In these 3 things is where God wants to meet you. Stop looking at them according to their outward form. The Large Catechism says this, "The sacraments.should be regarded not according to the gross, external mask (as we see the shell of a nut) but as that in which God's Word is enclosed." This holiday season not one of you is going to refuse to crack a pecan because it's rather unattractive and even dirty on the outside. Because you know what's inside, you'll crack that nut. Those who regarded Jesus just according to His outside, Son of Mary, from Nazareth, a Carpenter stumbled over Him. You are doing the same thing if you regard Baptism as just Water, Absolution as just words, and Communion as just Bread and Wine.

These 3 are the miracles of the New Testament Church. You think that an exaggeration? What greater miracle is there than rebirthings someone into everlasting life? What greater miracle is there than saying words of forgiveness on earth that are as valid and certain in heaven as if Christ said them Himself? What greater miracle could there possibly be than having your God break into your time and space with His Body and Blood? Raising someone from the dead only for them to die again, curing cancer only for them to get another disease, or seeing Jesus in a vision that fades quickly away aren't greater miracles than these.

Baptism, Absolution, and Communion are great miracles that we should revel in, treasure and use. In our Smalcald Articles this is what we confess to believe. "God is superabundantly rich in His grace: first through the spoken word, by which the forgiveness of sins is preached in the whole world, Second, through Baptism. Third, through the holy Sacrament of the Altar. Fourth through the power of the keys [Absolution]. Also through the mutual conversation and consolation of the brethren."

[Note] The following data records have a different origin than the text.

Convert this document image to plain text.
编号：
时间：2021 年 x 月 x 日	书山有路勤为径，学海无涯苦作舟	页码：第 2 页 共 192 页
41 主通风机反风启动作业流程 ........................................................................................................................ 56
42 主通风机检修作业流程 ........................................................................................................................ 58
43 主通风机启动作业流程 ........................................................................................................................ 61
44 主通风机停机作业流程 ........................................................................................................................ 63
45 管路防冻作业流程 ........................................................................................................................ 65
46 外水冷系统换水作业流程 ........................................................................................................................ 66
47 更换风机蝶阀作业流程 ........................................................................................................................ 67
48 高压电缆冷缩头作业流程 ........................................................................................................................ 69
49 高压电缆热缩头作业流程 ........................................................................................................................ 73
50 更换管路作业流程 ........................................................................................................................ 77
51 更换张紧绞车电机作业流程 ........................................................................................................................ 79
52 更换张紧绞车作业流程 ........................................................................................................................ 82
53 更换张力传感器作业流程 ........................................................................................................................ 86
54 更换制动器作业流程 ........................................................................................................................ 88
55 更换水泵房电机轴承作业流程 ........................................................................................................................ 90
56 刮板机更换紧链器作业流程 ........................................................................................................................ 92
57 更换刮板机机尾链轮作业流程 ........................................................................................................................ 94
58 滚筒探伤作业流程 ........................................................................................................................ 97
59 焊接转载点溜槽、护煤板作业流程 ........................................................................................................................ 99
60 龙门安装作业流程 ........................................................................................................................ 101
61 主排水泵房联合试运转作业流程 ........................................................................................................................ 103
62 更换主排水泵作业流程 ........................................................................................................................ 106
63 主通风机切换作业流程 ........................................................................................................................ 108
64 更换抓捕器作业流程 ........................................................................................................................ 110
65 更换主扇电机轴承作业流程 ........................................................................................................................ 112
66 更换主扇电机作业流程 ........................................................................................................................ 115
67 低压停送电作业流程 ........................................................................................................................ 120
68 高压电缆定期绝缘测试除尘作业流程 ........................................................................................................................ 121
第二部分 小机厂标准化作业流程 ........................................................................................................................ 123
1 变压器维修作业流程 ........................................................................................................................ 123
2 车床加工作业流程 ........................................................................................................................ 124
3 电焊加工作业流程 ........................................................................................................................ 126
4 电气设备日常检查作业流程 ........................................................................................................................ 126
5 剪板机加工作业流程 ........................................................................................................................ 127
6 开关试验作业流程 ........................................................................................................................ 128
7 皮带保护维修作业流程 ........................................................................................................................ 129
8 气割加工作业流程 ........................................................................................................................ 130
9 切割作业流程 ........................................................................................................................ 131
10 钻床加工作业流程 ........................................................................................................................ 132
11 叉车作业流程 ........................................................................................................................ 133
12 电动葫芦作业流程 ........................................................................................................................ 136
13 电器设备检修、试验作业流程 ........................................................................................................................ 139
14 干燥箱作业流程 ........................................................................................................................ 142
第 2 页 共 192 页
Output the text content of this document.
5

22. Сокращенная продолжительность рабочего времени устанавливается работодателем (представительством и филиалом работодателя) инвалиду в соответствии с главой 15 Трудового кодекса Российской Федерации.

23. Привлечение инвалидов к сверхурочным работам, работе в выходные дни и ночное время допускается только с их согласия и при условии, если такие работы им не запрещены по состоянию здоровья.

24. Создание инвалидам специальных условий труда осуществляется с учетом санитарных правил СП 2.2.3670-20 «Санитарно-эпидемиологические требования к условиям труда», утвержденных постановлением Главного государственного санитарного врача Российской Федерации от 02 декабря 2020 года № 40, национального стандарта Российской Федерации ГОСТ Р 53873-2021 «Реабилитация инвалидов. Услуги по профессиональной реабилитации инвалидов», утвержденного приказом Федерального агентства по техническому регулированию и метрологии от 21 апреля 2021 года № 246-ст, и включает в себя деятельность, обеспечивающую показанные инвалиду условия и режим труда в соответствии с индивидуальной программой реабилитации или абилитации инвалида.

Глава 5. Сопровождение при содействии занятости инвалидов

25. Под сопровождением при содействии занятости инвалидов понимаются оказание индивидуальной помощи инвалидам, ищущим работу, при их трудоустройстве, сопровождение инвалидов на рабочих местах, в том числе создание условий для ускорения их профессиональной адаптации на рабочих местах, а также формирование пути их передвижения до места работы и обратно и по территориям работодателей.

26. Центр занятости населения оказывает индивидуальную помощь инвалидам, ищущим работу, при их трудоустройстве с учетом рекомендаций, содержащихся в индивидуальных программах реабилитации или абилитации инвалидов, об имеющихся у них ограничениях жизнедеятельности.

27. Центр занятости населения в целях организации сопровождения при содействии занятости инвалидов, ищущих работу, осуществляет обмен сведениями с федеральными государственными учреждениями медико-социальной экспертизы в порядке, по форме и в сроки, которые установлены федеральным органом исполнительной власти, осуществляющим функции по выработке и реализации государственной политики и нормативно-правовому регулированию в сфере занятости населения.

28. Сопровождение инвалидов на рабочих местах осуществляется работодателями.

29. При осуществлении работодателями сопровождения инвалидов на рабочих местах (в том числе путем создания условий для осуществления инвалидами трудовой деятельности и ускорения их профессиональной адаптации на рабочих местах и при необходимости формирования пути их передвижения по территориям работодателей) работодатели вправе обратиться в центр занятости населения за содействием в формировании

Did you catch that? Here we list 5 means of grace. Why so many means for giving the same thing? Think about it; at Christmas you will get your kids or grandkids more than one present. You do that because your love is superabundant. If on Christmas, the child says, "I'll just open one," the child would be a King Ahaz. Your feelings would be hurt because your gifts are rejected. You want your loved ones to have and use all of your gifts. So with our God. He could have wrapped up forgiveness only in Water, only in Words, or only in Bread and Wine, but He did it in all of them because His love is that abundant toward you. Unwrap and use all of His gifts everyday, particularly on those days God feels far away from you. Because His intention is always and ever to be Immanuel; that is, God with us. Amen.